Nous sommes à Londres, au milieu du grand parc de Hampstead Heath, où se côtoient de nombreux promeneurs. L'un d'entre eux, Chris, se fait mordre par le chien d'un autre, Ivan. Et dans la confusion du moment, c'est la victime qui est accusée et le propriétaire du chien qui s'emporte. Dès lors, les rouages de la comédie humaine se mettent en place en déclenchant vengeances, amertumes, évolution des liens familiaux et naissance d'une histoire d'amour.

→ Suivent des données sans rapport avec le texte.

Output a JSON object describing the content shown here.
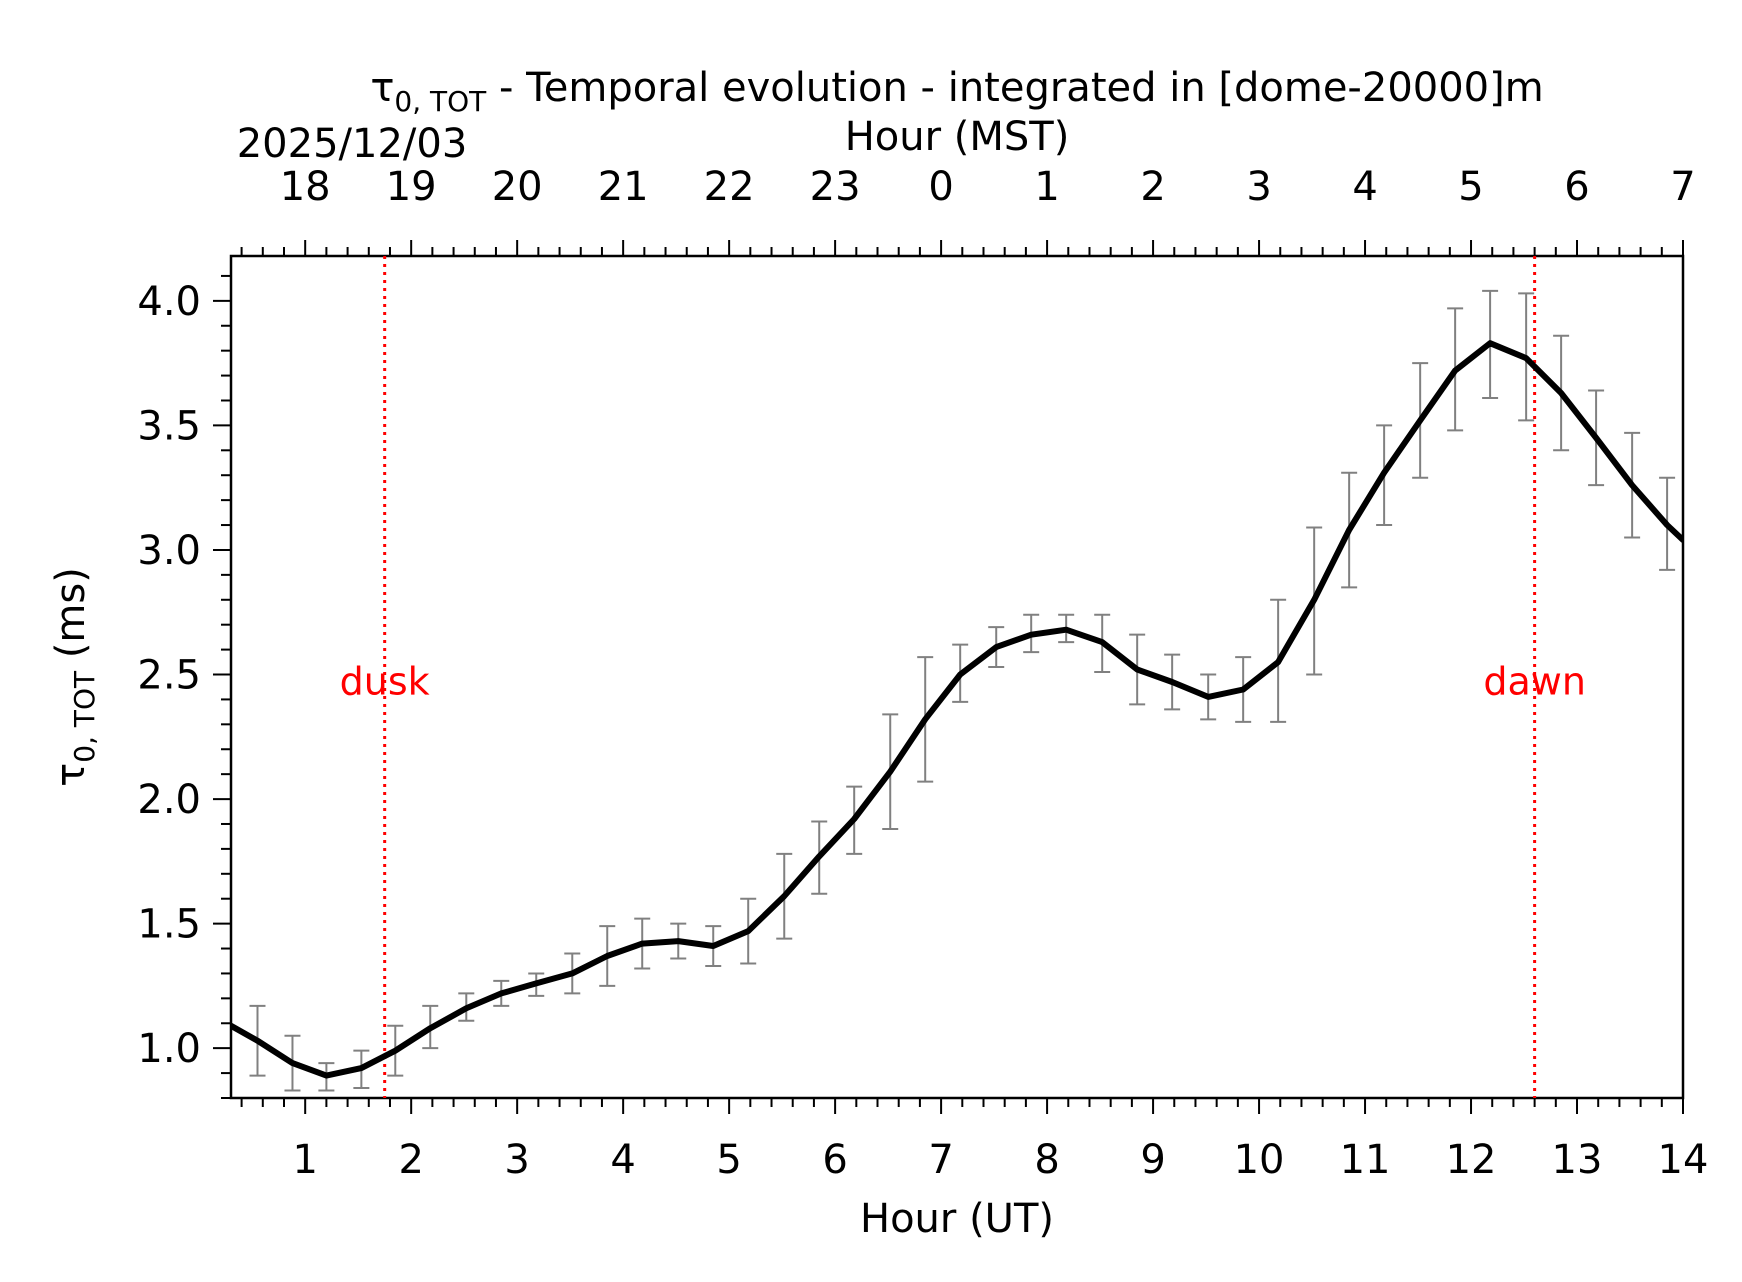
{
  "chart_data": {
    "type": "line",
    "title_prefix": "τ",
    "title_sub": "0, TOT",
    "title_rest": " - Temporal evolution - integrated in [dome-20000]m",
    "date": "2025/12/03",
    "xlabel": "Hour (UT)",
    "xlabel_top": "Hour (MST)",
    "ylabel_prefix": "τ",
    "ylabel_sub": "0, TOT",
    "ylabel_rest": " (ms)",
    "xlim": [
      0.3,
      14.0
    ],
    "ylim": [
      0.8,
      4.18
    ],
    "x_ticks": [
      1,
      2,
      3,
      4,
      5,
      6,
      7,
      8,
      9,
      10,
      11,
      12,
      13,
      14
    ],
    "x_tick_labels": [
      "1",
      "2",
      "3",
      "4",
      "5",
      "6",
      "7",
      "8",
      "9",
      "10",
      "11",
      "12",
      "13",
      "14"
    ],
    "top_ticks": [
      1,
      2,
      3,
      4,
      5,
      6,
      7,
      8,
      9,
      10,
      11,
      12,
      13,
      14
    ],
    "top_tick_labels": [
      "18",
      "19",
      "20",
      "21",
      "22",
      "23",
      "0",
      "1",
      "2",
      "3",
      "4",
      "5",
      "6",
      "7"
    ],
    "y_ticks": [
      1.0,
      1.5,
      2.0,
      2.5,
      3.0,
      3.5,
      4.0
    ],
    "y_tick_labels": [
      "1.0",
      "1.5",
      "2.0",
      "2.5",
      "3.0",
      "3.5",
      "4.0"
    ],
    "series": [
      {
        "name": "tau0_tot",
        "color": "#000000",
        "x": [
          0.3,
          0.55,
          0.88,
          1.2,
          1.53,
          1.85,
          2.18,
          2.52,
          2.85,
          3.18,
          3.52,
          3.85,
          4.18,
          4.52,
          4.85,
          5.18,
          5.52,
          5.85,
          6.18,
          6.52,
          6.85,
          7.18,
          7.52,
          7.85,
          8.18,
          8.52,
          8.85,
          9.18,
          9.52,
          9.85,
          10.18,
          10.52,
          10.85,
          11.18,
          11.52,
          11.85,
          12.18,
          12.52,
          12.85,
          13.18,
          13.52,
          13.85,
          14.0
        ],
        "y": [
          1.09,
          1.03,
          0.94,
          0.89,
          0.92,
          0.99,
          1.08,
          1.16,
          1.22,
          1.26,
          1.3,
          1.37,
          1.42,
          1.43,
          1.41,
          1.47,
          1.61,
          1.77,
          1.92,
          2.11,
          2.32,
          2.5,
          2.61,
          2.66,
          2.68,
          2.63,
          2.52,
          2.47,
          2.41,
          2.44,
          2.55,
          2.8,
          3.08,
          3.31,
          3.52,
          3.72,
          3.83,
          3.77,
          3.63,
          3.45,
          3.26,
          3.1,
          3.04
        ]
      }
    ],
    "error_bars": {
      "color": "#808080",
      "x": [
        0.55,
        0.88,
        1.2,
        1.53,
        1.85,
        2.18,
        2.52,
        2.85,
        3.18,
        3.52,
        3.85,
        4.18,
        4.52,
        4.85,
        5.18,
        5.52,
        5.85,
        6.18,
        6.52,
        6.85,
        7.18,
        7.52,
        7.85,
        8.18,
        8.52,
        8.85,
        9.18,
        9.52,
        9.85,
        10.18,
        10.52,
        10.85,
        11.18,
        11.52,
        11.85,
        12.18,
        12.52,
        12.85,
        13.18,
        13.52,
        13.85
      ],
      "low": [
        0.89,
        0.83,
        0.83,
        0.84,
        0.89,
        1.0,
        1.11,
        1.17,
        1.21,
        1.22,
        1.25,
        1.32,
        1.36,
        1.33,
        1.34,
        1.44,
        1.62,
        1.78,
        1.88,
        2.07,
        2.39,
        2.53,
        2.59,
        2.63,
        2.51,
        2.38,
        2.36,
        2.32,
        2.31,
        2.31,
        2.5,
        2.85,
        3.1,
        3.29,
        3.48,
        3.61,
        3.52,
        3.4,
        3.26,
        3.05,
        2.92
      ],
      "high": [
        1.17,
        1.05,
        0.94,
        0.99,
        1.09,
        1.17,
        1.22,
        1.27,
        1.3,
        1.38,
        1.49,
        1.52,
        1.5,
        1.49,
        1.6,
        1.78,
        1.91,
        2.05,
        2.34,
        2.57,
        2.62,
        2.69,
        2.74,
        2.74,
        2.74,
        2.66,
        2.58,
        2.5,
        2.57,
        2.8,
        3.09,
        3.31,
        3.5,
        3.75,
        3.97,
        4.04,
        4.03,
        3.86,
        3.64,
        3.47,
        3.29
      ]
    },
    "markers": [
      {
        "label": "dusk",
        "x": 1.75,
        "label_y": 2.5,
        "color": "#ff0000",
        "style": "dotted"
      },
      {
        "label": "dawn",
        "x": 12.6,
        "label_y": 2.5,
        "color": "#ff0000",
        "style": "dotted"
      }
    ]
  }
}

Dans ce récit très banal, à mi-chemin du drame et de la comédie, Zarate joue avec nous, s'attache à ses personnages et nous les dépeint d'un réalisme de haute tenue. Les quatre principaux héros existent pour de bon, forts de leurs incohérences humaines. On apprend souvent même l'état de leurs méditations, car l'auteur sait tout de ses personnages, mais il nous montre aussi que ces petites vagues intérieures ne sont que des vues partielles de la réalité. Le monde du Parc, comme le nôtre, est un assemblage de réflexions incomplètes où les événements nous poussent à nous définir, vis-à-vis de nos rencontres, de nos parents, de nos ambitions.

Ce tableau instinctif témoigne aussi d'un profond intérêt pour les choses de la nature. Le titre ne doit rien au hasard : le livre, comme les arbres qu'il contient, semble avoir poussé spontanément et suivre la pente naturelle de ses racines. Le lettrage informatique de la version française tranche avec un dessin léger, lumineux, sensible. On plonge dans une belle journée d'été, ce qui n'est pas désagréable à cette période de l'année.

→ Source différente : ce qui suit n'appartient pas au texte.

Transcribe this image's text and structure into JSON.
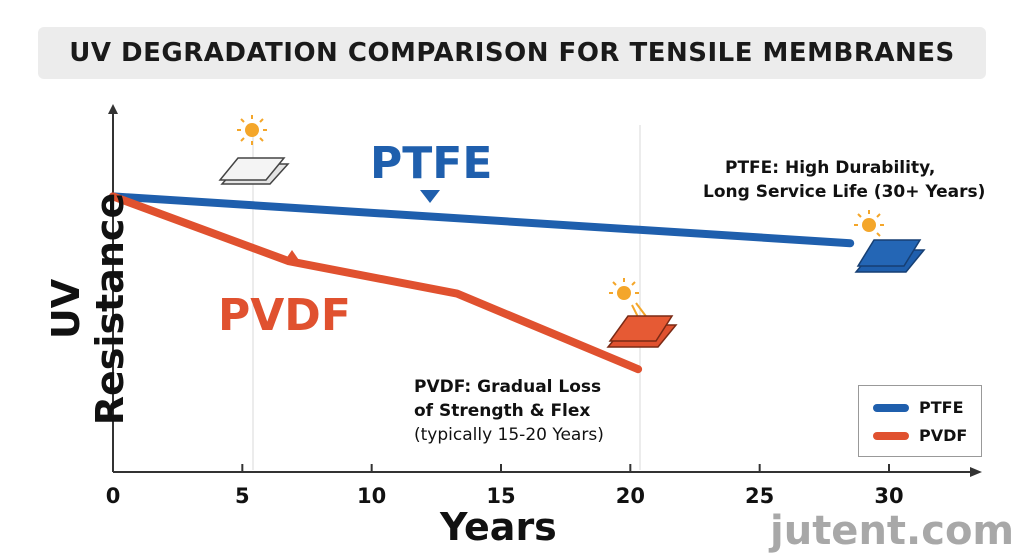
{
  "chart_data": {
    "type": "line",
    "title": "UV DEGRADATION COMPARISON FOR TENSILE MEMBRANES",
    "xlabel": "Years",
    "ylabel": "UV Resistance",
    "xlim": [
      0,
      33
    ],
    "ylim": [
      0,
      100
    ],
    "x_ticks": [
      "0",
      "5",
      "10",
      "15",
      "20",
      "25",
      "30"
    ],
    "grid": "vertical lines at 5 and 20 only",
    "legend_position": "bottom-right",
    "series": [
      {
        "name": "PTFE",
        "color": "#1f5fad",
        "x": [
          0,
          28.5
        ],
        "y": [
          76,
          63
        ]
      },
      {
        "name": "PVDF",
        "color": "#e0512f",
        "x": [
          0,
          6.8,
          13.3,
          20.3
        ],
        "y": [
          76,
          58,
          49,
          28
        ]
      }
    ],
    "annotations": {
      "ptfe_big_label": "PTFE",
      "pvdf_big_label": "PVDF",
      "ptfe_note_line1": "PTFE: High Durability,",
      "ptfe_note_line2": "Long Service Life (30+ Years)",
      "pvdf_note_line1": "PVDF: Gradual Loss",
      "pvdf_note_line2": "of Strength & Flex",
      "pvdf_note_line3": "(typically 15-20 Years)"
    },
    "icons": [
      "sun-icon",
      "membrane-sheet-icon"
    ]
  },
  "watermark": "jutent.com"
}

Au-delà de ce portrait coloré, Le Parc nous interroge sur les combats à mener. Chris a renoncé à la lutte, il ne veut pas se confronter à l'art, ni à la vie. Incapable d'obtenir la perfection qu'il souhaite dans sa musique, il préfère regarder en boucle un vieux Laurel et Hardy. A l'inverse, Ivan est tout en action. Il ne se remet pas en cause, n'existe que dans la confrontation, et transforme sa vie en note de blog, en mode Gargantua. Deux conceptions esthétiques qui vont se rapprocher au fil des pages. Car l'un et l'autre se ressemblent, comme le prouvent ces pages où ils se promènent parallèlement dans les allées du parc en écoutant les oiseaux. Il y a un moyen terme à trouver entre contempler et dévorer.

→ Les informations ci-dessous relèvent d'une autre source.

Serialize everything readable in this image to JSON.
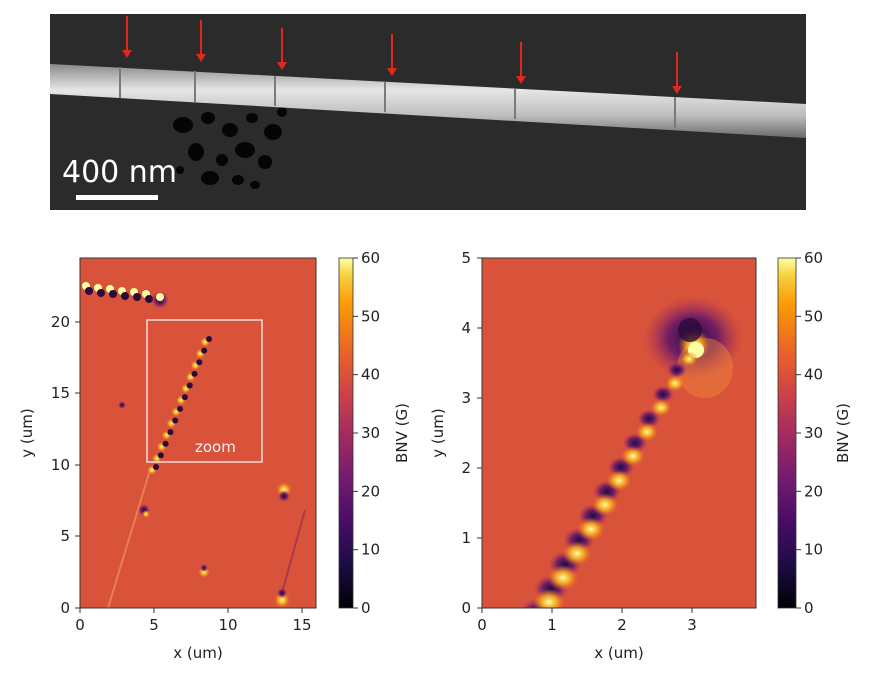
{
  "sem_panel": {
    "scale_bar_label": "400 nm",
    "arrow_color": "#e0281e",
    "arrow_count": 6
  },
  "left_map": {
    "xlabel": "x (um)",
    "ylabel": "y (um)",
    "x_ticks": [
      "0",
      "5",
      "10",
      "15"
    ],
    "y_ticks": [
      "0",
      "5",
      "10",
      "15",
      "20"
    ],
    "xlim": [
      0,
      16
    ],
    "ylim": [
      0,
      24.5
    ],
    "zoom_label": "zoom",
    "colorbar": {
      "label": "BNV (G)",
      "ticks": [
        "0",
        "10",
        "20",
        "30",
        "40",
        "50",
        "60"
      ],
      "range": [
        0,
        60
      ]
    }
  },
  "right_map": {
    "xlabel": "x (um)",
    "ylabel": "y (um)",
    "x_ticks": [
      "0",
      "1",
      "2",
      "3"
    ],
    "y_ticks": [
      "0",
      "1",
      "2",
      "3",
      "4",
      "5"
    ],
    "xlim": [
      0,
      3.9
    ],
    "ylim": [
      0,
      5
    ],
    "colorbar": {
      "label": "BNV (G)",
      "ticks": [
        "0",
        "10",
        "20",
        "30",
        "40",
        "50",
        "60"
      ],
      "range": [
        0,
        60
      ]
    }
  },
  "colors": {
    "background_field": "#d9533a",
    "colormap": "inferno"
  }
}
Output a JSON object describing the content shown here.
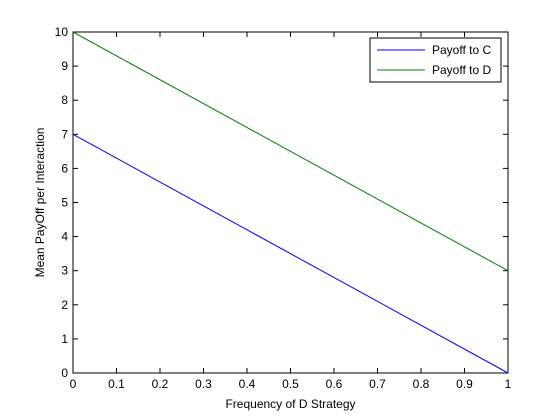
{
  "figure": {
    "background": "#ffffff",
    "axes_background": "#ffffff",
    "axes_color": "#000000"
  },
  "chart_data": {
    "type": "line",
    "title": "",
    "xlabel": "Frequency of D Strategy",
    "ylabel": "Mean PayOff per Interaction",
    "xlim": [
      0,
      1
    ],
    "ylim": [
      0,
      10
    ],
    "grid": false,
    "legend_position": "top-right",
    "x_ticks": [
      0,
      0.1,
      0.2,
      0.3,
      0.4,
      0.5,
      0.6,
      0.7,
      0.8,
      0.9,
      1
    ],
    "x_tick_labels": [
      "0",
      "0.1",
      "0.2",
      "0.3",
      "0.4",
      "0.5",
      "0.6",
      "0.7",
      "0.8",
      "0.9",
      "1"
    ],
    "y_ticks": [
      0,
      1,
      2,
      3,
      4,
      5,
      6,
      7,
      8,
      9,
      10
    ],
    "y_tick_labels": [
      "0",
      "1",
      "2",
      "3",
      "4",
      "5",
      "6",
      "7",
      "8",
      "9",
      "10"
    ],
    "series": [
      {
        "name": "Payoff to C",
        "color": "#0000ff",
        "x": [
          0,
          1
        ],
        "y": [
          7,
          0
        ]
      },
      {
        "name": "Payoff to D",
        "color": "#007f00",
        "x": [
          0,
          1
        ],
        "y": [
          10,
          3
        ]
      }
    ]
  }
}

Les conflits ne cessent jamais pour autant, passant de mains en mains, les enfants se réconciliant quand les pères se bagarrent. Zarate compare ses héros à Laurel et Hardy, comme si nous vivions dans un film burlesque où les coups tombent en rythme.

C'est peut-être aussi que l'art et la réalité se confondent. Un récitatif du narrateur se révèle après coup écrit par Ivan, et Chris parle à son DVD. Celui-ci nous affirme que Stan Laurel et Oliver Hardy sont de mauvais musiciens dans Ton cor est à toi, plus que les maladroits qu'ils incarnent dans le film. Les personnages du récit n'apparaissent d'ailleurs qu'après les personnages de la fiction, et dans le désordre. On ne comprend que progressivement ce qui les relie. Comme dans la vie.